Conchita refleja en sus notas manuscritas su profundo amor a México, su Patria, así como los sufrimientos de su alma ante las distintas revoluciones que se sucedieron y que propiciaron fuertes persecuciones contra la Iglesia. De manera especial, en el drama que desencadenó la revolución cristera, Conchita ve con pena cómo mueren muchos mártires.



En esas circunstancias terribles, Conchita no dejó de ayudar en lo que está de su parte, incluso escondiendo a obispos, sacerdotes o religiosas en su casa.
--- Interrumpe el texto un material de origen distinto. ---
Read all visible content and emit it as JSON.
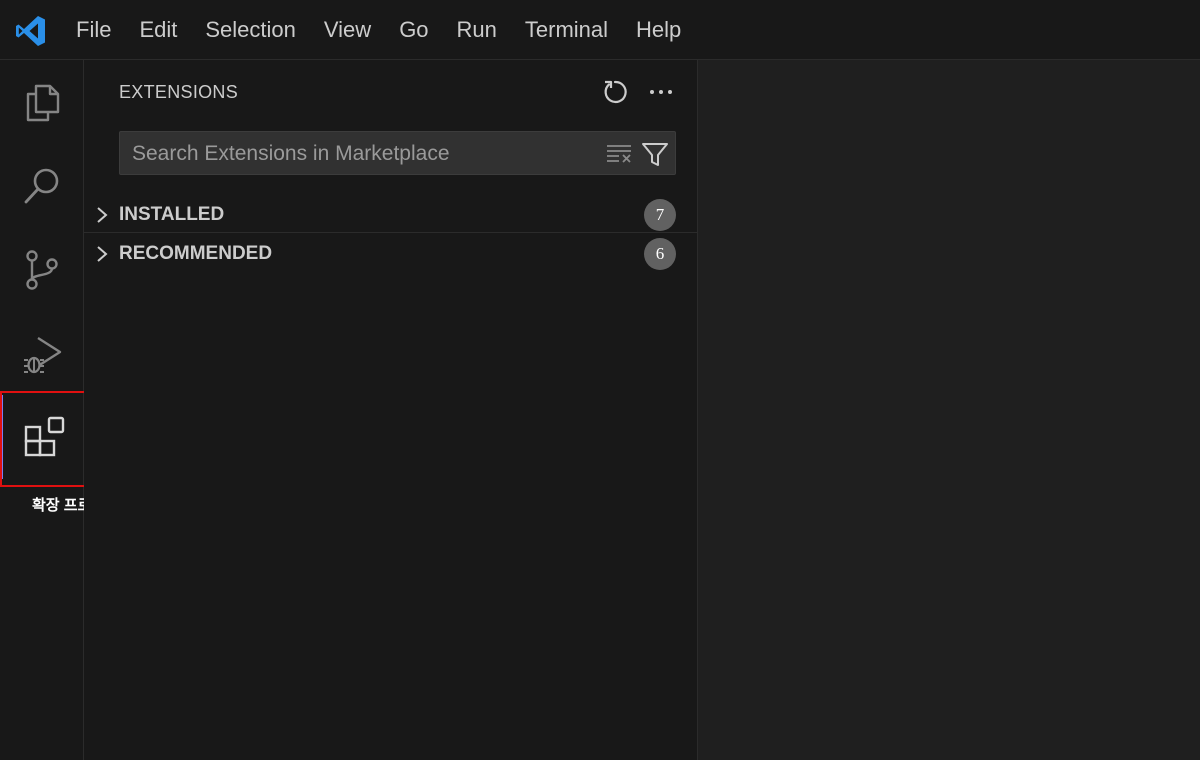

Pero no puede con todo, pues Dios le permite una enfermedad seria en el año 1928 (en plena guerra cristera) que le hace pensar que la muerte está próxima.



Tras superar la enfermedad, piensa que debe escribir una carta a sus hijos para ofrecerles lo que (según ella pensaba en ese momento) serían sus últimos consejos:



"Si me muero, si ya Dios quiere llevarme, les recomiendo a todos sigan siendo cristianos valerosos y de fe, sin respetos humanos y practicando fidelísimamente las enseñanzas de la Iglesia, orgullosos de pertenecerle". "Les recomiendo la unión, la unión, la unión..." (Carta, 28 de junio de 1928).



Después de un camino largo de soledad, el 3 de marzo de 1937 llegó la hora de su partida al encuentro de Cristo que reveló todo su Amor en la Cruz y nos dejó, para siempre, la presencia del Espíritu Santo.



La Iglesia, a la que Conchita tanto amó, la presenta a los creyentes como ejemplo de virtudes cristianas. Después de análisis y estudios sobre su vida y sus escritos, Juan Pablo II firmó el decreto que la reconocía como venerable el 20 de diciembre de 1999.